Humor saludable
Julio-Agosto 2010

La sonrisa de Daniel

José Mª Cabodevilla, en su libro El cielo en palabras terrenas, dejó escrito que los humanos parecemos más hechos para expresar la tristeza que la alegría, más la pena por la ausencia que el gozo de la presencia, más lo que falta para ser felices que lo poco o mucho que tenemos para serlo. Hartas pruebas de ello nos da el arte, el grabado en la piedra y en los lienzos. Y nos hacía notar el hecho extraño o llamativo de que en el espléndido Pórtico de la Gloria de la catedral de Santiago solo uno de los beatamente glorificados, el profeta Daniel, nos regale una hermosa sonrisa (algunos dicen que pilluela, por otros motivos), muy propia de quien ha alcanzado la cúspide de la dicha imaginada e inimaginable.

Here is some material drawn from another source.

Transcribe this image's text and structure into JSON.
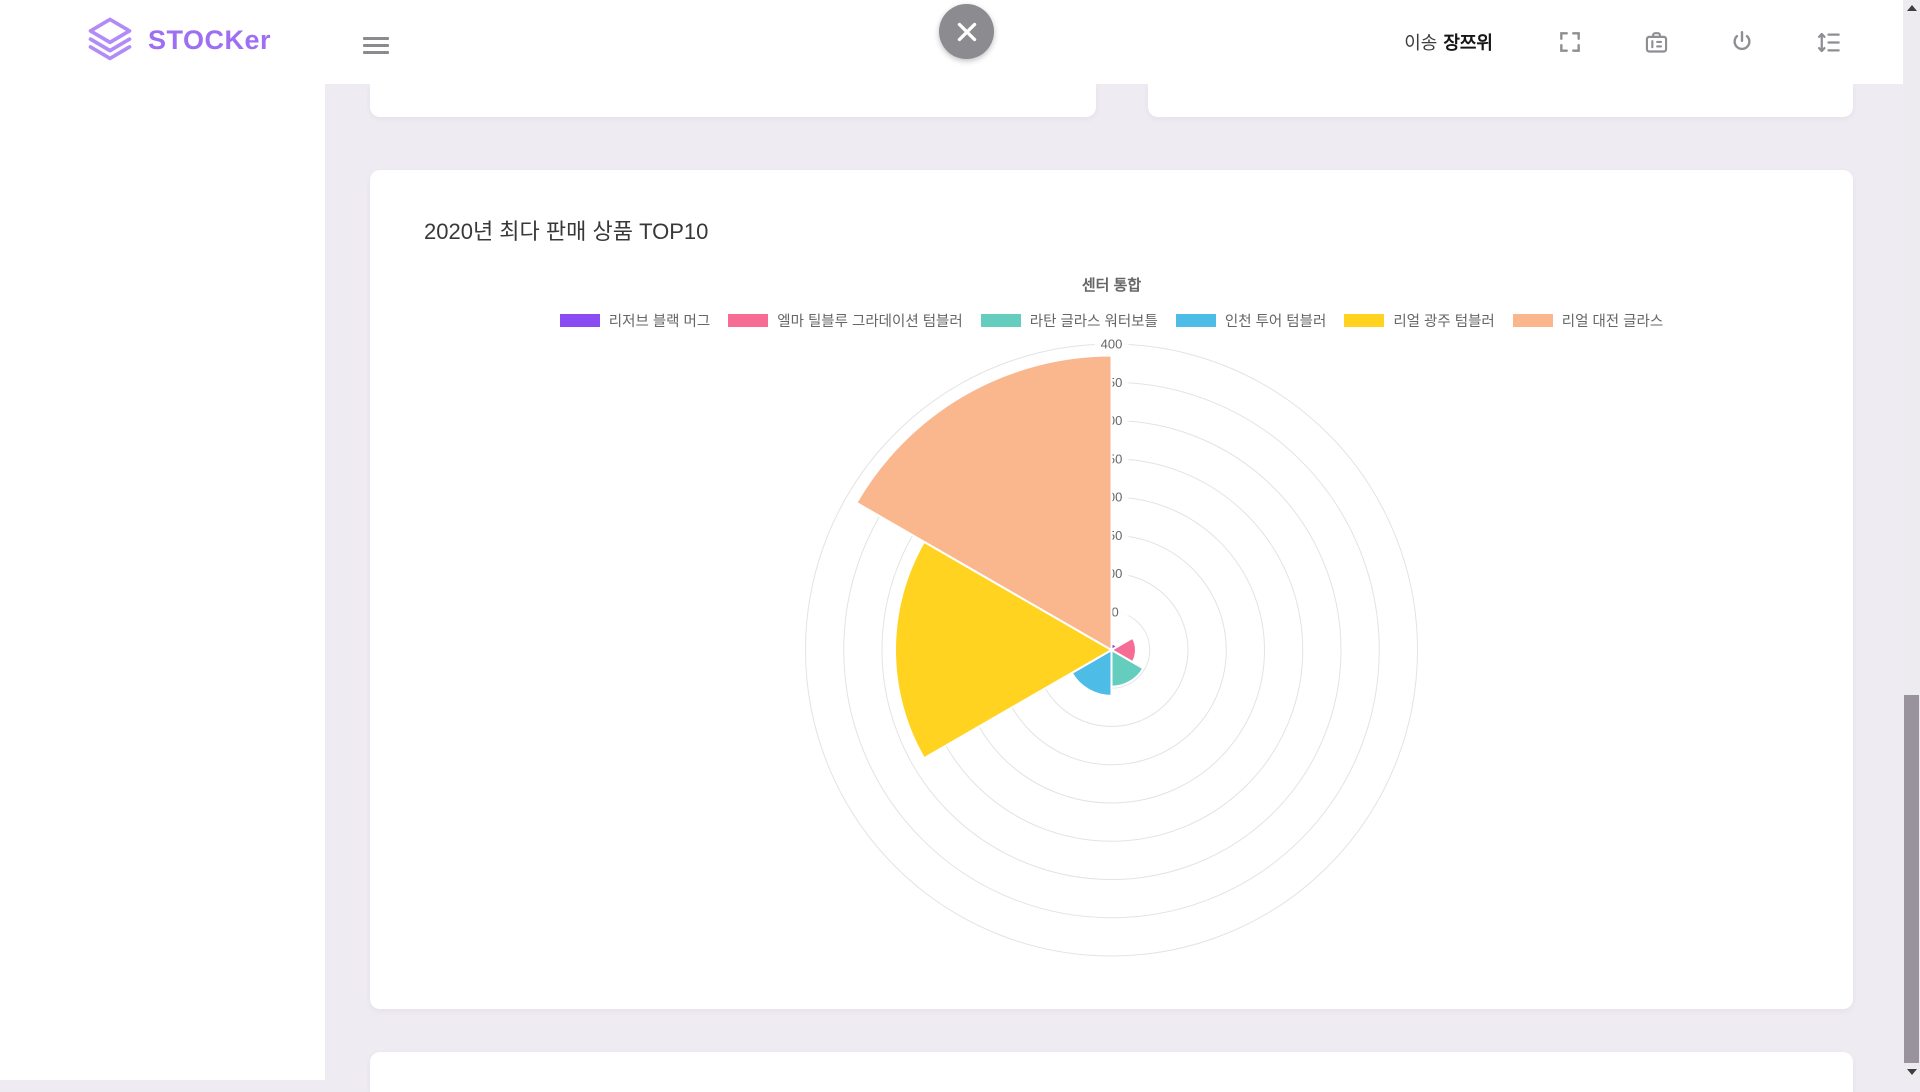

Por Francisco Álvarez, director de Humanizar
Por nuestra memoria visual desfila un variadísimo muestrario de imágenes, escenas, representaciones, de carácter religioso, en las que abundan otras actitudes, poses, estados de ánimo, emociones. No estamos acostumbrados a decir el cielo en palabras terrenas. Quienes han intentado reflejar visiblemente los misterios de la vida, captados desde dentro, encuentran que sus tallas no dan la talla, que los rostros siguen siendo de carne y hueso aunque hayan sido transformados en la gloria. Con frecuencia lo bello y sublime parece coincidir con lo serio, lo severo, lo adusto, lo solemne. ¿Hemos visto alguna vez sonreír al Jesús de Nazaret de nuestra riquísima imaginería? ¿No sería muy propio del Evangelio -que es buena noticia- poder verle soltando alguna que otra carcajada, tan solemne como sonora? Tampoco resulta fácil encontrar un vía crucis que termine más allá del sepulcro, es decir, en la gloria de la resurrección. La cruz es más plástica y tangible, de carne como nosotros aunque ensangrentada, incluso más real. ¿Puede haber alegría después de ella?

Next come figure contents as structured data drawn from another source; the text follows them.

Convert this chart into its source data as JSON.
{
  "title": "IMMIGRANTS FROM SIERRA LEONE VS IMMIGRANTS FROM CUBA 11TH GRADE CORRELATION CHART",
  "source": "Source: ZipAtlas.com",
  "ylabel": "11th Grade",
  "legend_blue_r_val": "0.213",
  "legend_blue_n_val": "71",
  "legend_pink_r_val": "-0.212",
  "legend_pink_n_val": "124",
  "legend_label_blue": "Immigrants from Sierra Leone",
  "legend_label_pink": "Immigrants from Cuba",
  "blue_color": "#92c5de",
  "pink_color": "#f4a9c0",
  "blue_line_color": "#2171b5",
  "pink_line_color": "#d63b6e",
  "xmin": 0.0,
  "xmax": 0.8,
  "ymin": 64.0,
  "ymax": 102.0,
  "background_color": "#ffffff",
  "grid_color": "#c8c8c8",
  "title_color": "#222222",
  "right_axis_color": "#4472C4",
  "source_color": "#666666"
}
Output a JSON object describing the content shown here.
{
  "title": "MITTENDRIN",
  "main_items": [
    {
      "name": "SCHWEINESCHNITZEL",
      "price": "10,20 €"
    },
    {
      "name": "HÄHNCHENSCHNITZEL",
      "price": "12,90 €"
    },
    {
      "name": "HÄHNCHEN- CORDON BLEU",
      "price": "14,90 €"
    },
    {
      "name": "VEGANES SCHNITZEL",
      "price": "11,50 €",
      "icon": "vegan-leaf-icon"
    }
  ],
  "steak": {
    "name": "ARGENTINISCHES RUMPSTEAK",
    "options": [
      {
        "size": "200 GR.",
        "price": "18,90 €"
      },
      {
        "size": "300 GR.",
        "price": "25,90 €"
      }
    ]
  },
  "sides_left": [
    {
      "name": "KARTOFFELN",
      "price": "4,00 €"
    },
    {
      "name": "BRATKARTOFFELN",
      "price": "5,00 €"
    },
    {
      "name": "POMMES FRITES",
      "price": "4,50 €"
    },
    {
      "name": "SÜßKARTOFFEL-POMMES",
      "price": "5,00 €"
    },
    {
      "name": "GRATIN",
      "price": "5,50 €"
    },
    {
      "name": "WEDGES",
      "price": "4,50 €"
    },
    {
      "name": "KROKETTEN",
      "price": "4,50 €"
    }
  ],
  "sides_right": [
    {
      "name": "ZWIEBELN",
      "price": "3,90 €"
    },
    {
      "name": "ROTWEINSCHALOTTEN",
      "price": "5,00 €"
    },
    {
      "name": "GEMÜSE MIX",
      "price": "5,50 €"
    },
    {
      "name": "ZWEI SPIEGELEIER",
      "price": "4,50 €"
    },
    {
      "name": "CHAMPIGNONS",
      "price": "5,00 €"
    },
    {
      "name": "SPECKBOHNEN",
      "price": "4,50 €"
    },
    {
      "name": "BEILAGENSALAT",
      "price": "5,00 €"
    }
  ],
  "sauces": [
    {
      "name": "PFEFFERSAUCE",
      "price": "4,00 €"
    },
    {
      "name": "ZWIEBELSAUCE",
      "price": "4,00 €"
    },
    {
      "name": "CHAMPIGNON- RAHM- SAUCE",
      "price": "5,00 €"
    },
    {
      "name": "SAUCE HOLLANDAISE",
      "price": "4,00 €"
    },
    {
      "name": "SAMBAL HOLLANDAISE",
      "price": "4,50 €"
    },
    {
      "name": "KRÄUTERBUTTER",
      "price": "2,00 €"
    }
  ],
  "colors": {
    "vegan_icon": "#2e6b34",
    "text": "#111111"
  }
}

Encuentro, sin embargo, arriesgado y poco certero insistir demasiado en esta cara de la realidad. Seguramente faltan sonrisas en los innumerables danieles, pero no escasean los motivos para la alegría. Hay que admitir que el cristianismo no ha alimentado demasiado la veta del gozo de ser cristiano y de vivir como tal. Hasta se puede decir que se ha olvidado en exceso que el "estado natural" del cristiano debería ser todo lo emparejado con la sonrisa, y, por supuesto, con la alegría. Aunque este mundo siga siendo un valle de lágrimas, para unos más que para otros, claro.
Volviendo al arte y dejando de lado las sonrisas, todos hemos podido admirar, vibrar, conmovernos. contemplando rostros serenos, rezumantes de una paz contagiosa, bellezas que seducen, miradas que atraen y sugieren, semblantes marcados por las huellas imborrables de la entereza. El gozo interior, la armonía interna, la coherencia con uno mismo, los remansos interiores donde cada uno encuentra sosiego., no se traducen necesariamente en otros tantos danieles. Más que la alegría exteriorizada importa saber dónde está la fuente y cuáles pueden ser las claves que la hacen manar y correr.